The food: The Loyalist features casual French fare (with a drool-worthy burger and impressive sundae, complete with kombu ice cream and caramel). Big sister Smyth is the spot for upscale eats, offering intricate tasting menus spanning multiple refined courses and loaded with local gems.
The cost: Smyth tasting menu $225 with optional wine pairings $125-$335, “Smyth at Home” packages from $125 per person, The Loyalist a la carte sides and appetizers from $5, entrees from $19, cocktails from $11, wine by the glass from $14.
How to book: Reserve via Tock (Smyth, The Loyalist) or order take-out and delivery via Tock and Caviar.
Mi Tocaya Antojería
The gist: Chef Diana Davila’s neighborhood restaurant pays tribute to her upbringing and travels through Mexico via a progression of lesser-known, regional specialties.

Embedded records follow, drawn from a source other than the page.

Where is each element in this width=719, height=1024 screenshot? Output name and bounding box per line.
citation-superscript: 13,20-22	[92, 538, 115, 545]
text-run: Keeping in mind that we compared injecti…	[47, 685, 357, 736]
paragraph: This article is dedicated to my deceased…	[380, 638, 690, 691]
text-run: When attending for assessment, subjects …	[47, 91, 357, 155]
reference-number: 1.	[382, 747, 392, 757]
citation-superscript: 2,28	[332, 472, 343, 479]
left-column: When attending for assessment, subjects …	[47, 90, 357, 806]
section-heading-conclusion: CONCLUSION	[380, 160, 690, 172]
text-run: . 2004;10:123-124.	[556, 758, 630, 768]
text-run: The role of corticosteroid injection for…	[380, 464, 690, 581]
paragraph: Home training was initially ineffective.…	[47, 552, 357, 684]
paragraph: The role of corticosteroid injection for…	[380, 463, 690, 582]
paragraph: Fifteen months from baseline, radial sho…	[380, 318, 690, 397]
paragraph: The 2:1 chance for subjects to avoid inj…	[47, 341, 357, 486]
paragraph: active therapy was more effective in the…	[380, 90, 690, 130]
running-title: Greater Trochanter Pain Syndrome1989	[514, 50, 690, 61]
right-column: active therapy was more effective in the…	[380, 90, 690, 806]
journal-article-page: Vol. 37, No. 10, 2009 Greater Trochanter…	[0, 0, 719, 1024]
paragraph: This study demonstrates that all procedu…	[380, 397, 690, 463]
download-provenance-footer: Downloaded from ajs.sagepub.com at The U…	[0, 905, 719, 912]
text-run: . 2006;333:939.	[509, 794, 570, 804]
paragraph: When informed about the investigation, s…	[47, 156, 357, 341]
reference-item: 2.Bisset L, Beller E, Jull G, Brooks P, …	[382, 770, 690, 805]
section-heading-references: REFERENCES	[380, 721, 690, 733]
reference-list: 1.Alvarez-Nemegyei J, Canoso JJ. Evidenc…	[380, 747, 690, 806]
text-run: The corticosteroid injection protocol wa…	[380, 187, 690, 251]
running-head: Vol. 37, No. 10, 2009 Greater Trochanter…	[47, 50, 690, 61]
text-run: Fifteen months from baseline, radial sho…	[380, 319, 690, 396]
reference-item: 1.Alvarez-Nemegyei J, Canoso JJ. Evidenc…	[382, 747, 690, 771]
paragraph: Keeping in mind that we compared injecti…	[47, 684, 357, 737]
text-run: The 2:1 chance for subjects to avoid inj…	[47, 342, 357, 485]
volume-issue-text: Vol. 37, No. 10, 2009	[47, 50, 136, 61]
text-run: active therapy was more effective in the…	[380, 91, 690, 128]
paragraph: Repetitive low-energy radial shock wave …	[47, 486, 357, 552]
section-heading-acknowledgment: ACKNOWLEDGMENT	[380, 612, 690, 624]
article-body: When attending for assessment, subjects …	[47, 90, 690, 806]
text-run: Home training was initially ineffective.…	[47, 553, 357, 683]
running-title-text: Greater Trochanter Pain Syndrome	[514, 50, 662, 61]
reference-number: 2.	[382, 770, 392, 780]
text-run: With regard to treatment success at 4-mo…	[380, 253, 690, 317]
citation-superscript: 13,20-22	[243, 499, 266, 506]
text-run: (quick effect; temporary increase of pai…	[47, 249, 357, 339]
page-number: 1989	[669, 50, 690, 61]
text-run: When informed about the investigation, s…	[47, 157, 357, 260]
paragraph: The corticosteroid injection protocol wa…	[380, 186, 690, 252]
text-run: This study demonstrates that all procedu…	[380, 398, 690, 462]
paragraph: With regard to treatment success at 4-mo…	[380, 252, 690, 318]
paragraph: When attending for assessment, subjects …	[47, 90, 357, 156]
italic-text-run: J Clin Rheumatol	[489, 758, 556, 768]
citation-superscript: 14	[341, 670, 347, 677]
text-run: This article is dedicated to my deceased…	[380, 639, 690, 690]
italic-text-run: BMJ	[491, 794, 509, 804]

The food: Journey through the menu with small, medium, and large plates, such as braised beef tongue with peanut salsa, Yucatan-style slow roasted pork in banana leaves, and fish con mole verde featuring a frequently rotating selection of fresh catches.
The cost: Antojitos $5 - 16, antojos $13 - 20, familiares $19 - 48, cocktails $12.
How to book: Reserve via Resy.
The gist: Farm-to-table fare is at its best at this bright, perennially hip Logan Square fixture, where chef Jason Hammel and team adhere to a constantly rotating bill of fare acutely dictated by the season.
The food: Always fresh and always changing, with some recent interpretations like tomato and lobster salad (with red quinoa and Thai basil), Rushing Waters trout (with Genesis Farm cucumbers, black garlic, and poppy seed), and challah French toast (with butterscotch, Klug Farm peaches, and creme fraiche).
The cost: Brunch and lunch starters $14, mains $20, cocktails $12, three-course prix-fixe $34.
How to book: Stop by for counter service, order take-out via Upserve, and delivery via Tock.
Dr. Murphy's Food Hall
The gist: The latest to join Chicago’s food hall lineup, this 10,000-square-foot space features eats from 11 vendors, largely spotlighting minority and women-owned businesses.
The food: Taste the world in one sitting here, thanks to Mississippi red hot tamales from Lil’ Delta, Nepalese dumplings from Kathmandu, samosas from Maharani, and chicken banh mi sandwiches from Viet Nom Nom.
The cost: Starters $7 - $9, mains $9 - $11, cocktails $12.
How to book: Stop by for first come, first served seating or order take-out and delivery via DoorDash and Caviar.